The Stream | This Woman Was Rescued, Yet Thousands in Nigeria Still Need a Miracle

The Nigerian pastor had just started his Sunday sermon in his small village church, when his phone rang, from a number he didn’t recognize. He didn’t answer. Then it rang again. “I think I must answer this call,” he said.

A rough-sounding man said he held one of the pastor’s parishioners as hostage. (Advocates use the pseudonym “Grace” to protect her identity.) He demanded an exorbitant sum for the Christian woman. Then he hung up.

The Pastor Negotiator

The shaken pastor immediately informed local authorities. He gave them the kidnappers’ and Grace’s numbers. He later learned she had hidden her cell phone and kept it on, for the signal to be tracked.

But the Nigerian police did nothing. The pastor, over a hundred miles from the captors, had to negotiate her release. He and his small congregation had no means to pay the massive ransom. He decided to sell virtually everything he owned: furniture, tools, nice clothes, a vehicle. His church followed suit, even selling their small building.

Seminary hadn’t prepared him to be a hostage negotiator. But he rented a car, met the captors at a designated location, and handed over the money.

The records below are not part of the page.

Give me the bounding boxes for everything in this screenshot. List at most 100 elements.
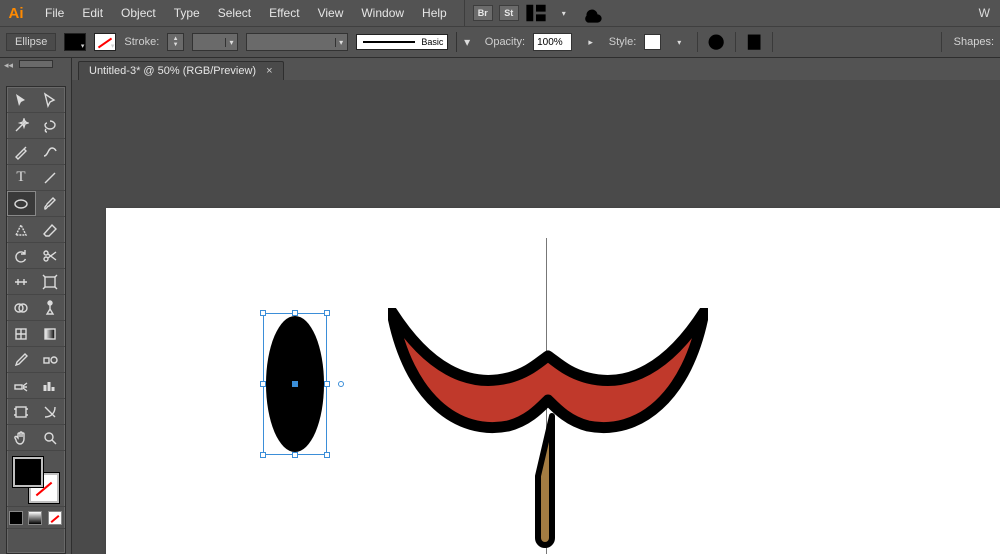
drawing-object[interactable] xyxy=(388,308,708,548)
tool-blend[interactable] xyxy=(36,347,65,373)
handle-s[interactable] xyxy=(292,452,298,458)
stroke-label: Stroke: xyxy=(124,36,159,48)
menu-file[interactable]: File xyxy=(36,0,73,26)
panel-collapse-gutter[interactable]: ◂◂ xyxy=(0,58,72,80)
selected-object[interactable] xyxy=(266,316,324,452)
document-tabs: Untitled-3* @ 50% (RGB/Preview) × xyxy=(72,58,1000,80)
fill-color-swatch[interactable] xyxy=(13,457,43,487)
color-mode-row xyxy=(7,507,65,529)
handle-nw[interactable] xyxy=(260,310,266,316)
menu-effect[interactable]: Effect xyxy=(260,0,308,26)
fill-stroke-control[interactable] xyxy=(7,451,65,507)
handle-se[interactable] xyxy=(324,452,330,458)
fill-swatch[interactable]: ▾ xyxy=(64,33,86,51)
handle-sw[interactable] xyxy=(260,452,266,458)
opacity-chevron-icon[interactable]: ▸ xyxy=(580,32,600,52)
tool-curvature[interactable] xyxy=(36,139,65,165)
color-mode-solid-icon[interactable] xyxy=(9,511,23,525)
tool-slice[interactable] xyxy=(36,399,65,425)
arrange-chevron-icon[interactable]: ▾ xyxy=(553,3,575,23)
graphic-style-swatch[interactable] xyxy=(644,34,661,50)
tool-symbol-sprayer[interactable] xyxy=(7,373,36,399)
app-logo: Ai xyxy=(4,1,28,25)
stroke-weight-dropdown[interactable]: ▾ xyxy=(192,33,238,51)
handle-n[interactable] xyxy=(292,310,298,316)
color-mode-none-icon[interactable] xyxy=(48,511,62,525)
tool-pen[interactable] xyxy=(7,139,36,165)
menu-edit[interactable]: Edit xyxy=(73,0,112,26)
color-wheel-icon xyxy=(706,32,726,52)
control-bar: Ellipse ▾ ▾ Stroke: ▾ ▾ Basic ▾ Opacity:… xyxy=(0,26,1000,58)
close-tab-icon[interactable]: × xyxy=(266,65,272,77)
menu-select[interactable]: Select xyxy=(209,0,260,26)
recolor-artwork-icon[interactable] xyxy=(706,32,726,52)
tool-lasso[interactable] xyxy=(36,113,65,139)
tool-shaper[interactable] xyxy=(7,217,36,243)
align-top-icon[interactable] xyxy=(859,32,881,52)
style-chevron-icon[interactable]: ▾ xyxy=(669,32,689,52)
menu-type[interactable]: Type xyxy=(165,0,209,26)
fill-swatch-group[interactable]: ▾ xyxy=(64,33,86,51)
handle-pie[interactable] xyxy=(338,381,344,387)
opacity-field[interactable]: 100% xyxy=(533,33,572,51)
brush-definition-chevron-icon[interactable]: ▾ xyxy=(456,32,476,52)
tool-magic-wand[interactable] xyxy=(7,113,36,139)
opacity-label: Opacity: xyxy=(485,36,525,48)
tool-rotate[interactable] xyxy=(7,243,36,269)
align-to-icon[interactable] xyxy=(744,32,764,52)
tool-hand[interactable] xyxy=(7,425,36,451)
style-label: Style: xyxy=(609,36,637,48)
align-h-center-icon[interactable] xyxy=(807,32,829,52)
tool-gradient[interactable] xyxy=(36,321,65,347)
tool-artboard[interactable] xyxy=(7,399,36,425)
tool-width[interactable] xyxy=(7,269,36,295)
arrange-icon[interactable] xyxy=(525,3,547,23)
var-width-profile-dropdown[interactable]: ▾ xyxy=(246,33,348,51)
tool-selection[interactable] xyxy=(7,87,36,113)
tool-column-graph[interactable] xyxy=(36,373,65,399)
align-bottom-icon[interactable] xyxy=(911,32,933,52)
tool-shape-builder[interactable] xyxy=(7,295,36,321)
tool-scissors[interactable] xyxy=(36,243,65,269)
document-tab[interactable]: Untitled-3* @ 50% (RGB/Preview) × xyxy=(78,61,284,80)
align-left-icon[interactable] xyxy=(781,32,803,52)
separator xyxy=(735,32,736,52)
separator xyxy=(772,32,773,52)
tool-ellipse[interactable] xyxy=(7,191,36,217)
sync-icon[interactable] xyxy=(581,3,603,23)
menu-object[interactable]: Object xyxy=(112,0,165,26)
tool-direct-selection[interactable] xyxy=(36,87,65,113)
brush-definition-label: Basic xyxy=(421,37,443,47)
handle-w[interactable] xyxy=(260,381,266,387)
bridge-icon[interactable]: Br xyxy=(473,5,493,21)
menu-help[interactable]: Help xyxy=(413,0,456,26)
handle-e[interactable] xyxy=(324,381,330,387)
handle-center[interactable] xyxy=(292,381,298,387)
tool-zoom[interactable] xyxy=(36,425,65,451)
tool-pin[interactable] xyxy=(36,295,65,321)
stroke-swatch[interactable]: ▾ xyxy=(94,33,116,51)
tool-mesh[interactable] xyxy=(7,321,36,347)
tool-free-transform[interactable] xyxy=(36,269,65,295)
stock-icon[interactable]: St xyxy=(499,5,519,21)
tool-line[interactable] xyxy=(36,165,65,191)
panel-grip-icon xyxy=(19,60,53,68)
workspace-label[interactable]: W xyxy=(973,6,996,20)
color-mode-gradient-icon[interactable] xyxy=(28,511,42,525)
stroke-swatch-group[interactable]: ▾ xyxy=(94,33,116,51)
menu-view[interactable]: View xyxy=(309,0,353,26)
tool-brush[interactable] xyxy=(36,191,65,217)
canvas[interactable] xyxy=(72,80,1000,554)
handle-ne[interactable] xyxy=(324,310,330,316)
separator xyxy=(941,32,942,52)
separator xyxy=(697,32,698,52)
align-right-icon[interactable] xyxy=(833,32,855,52)
brush-definition[interactable]: Basic xyxy=(356,34,449,50)
toolbox: T xyxy=(6,86,66,554)
tool-type[interactable]: T xyxy=(7,165,36,191)
tool-eraser[interactable] xyxy=(36,217,65,243)
menu-window[interactable]: Window xyxy=(352,0,413,26)
tool-eyedropper[interactable] xyxy=(7,347,36,373)
align-v-center-icon[interactable] xyxy=(885,32,907,52)
stroke-weight-stepper[interactable] xyxy=(167,33,184,51)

Grace was released unharmed. “She was saved through literally a miracle and that pastor’s heroism,” said Rabbi Abraham Cooper in a phone interview. “But several Christian men traveling with her were killed on the spot.”

United to Stop the Violence

In February, Grace and her pastor traveled to the Nigerian capital city of Abuja. They met with two men who like to say they are “freelance diplomats”: Cooper, an Orthodox Jew, and itinerant Christian minister Johnnie Moore.

Rabbi Cooper has spent over 50 years advocating for human rights and against genocide. He serves as director of global social action at the Simon Wiesenthal Center based in Los Angeles. It is one of the world’s largest nonprofit groups standing against hate and violence.

Moore, who runs PR firm The Kairos Company, is an appointed member of the U.S. Commission on International Religious Freedom (USCIRF). The bipartisan commission serves as a watchdog for religious freedom rights.

Cooper and Moore recount the dramatic story of Grace’s rescue last December in their new book, The Next Jihad: Stop the Christian Genocide in Africa.

“This woman Grace was traveling in a van, heading home to see family for Christmas week,” said Cooper. “Their route took them near the capital city. They even passed a government checkpoint. About one hundred yards later, these kidnappers took this Christian woman and several people in that van were killed.”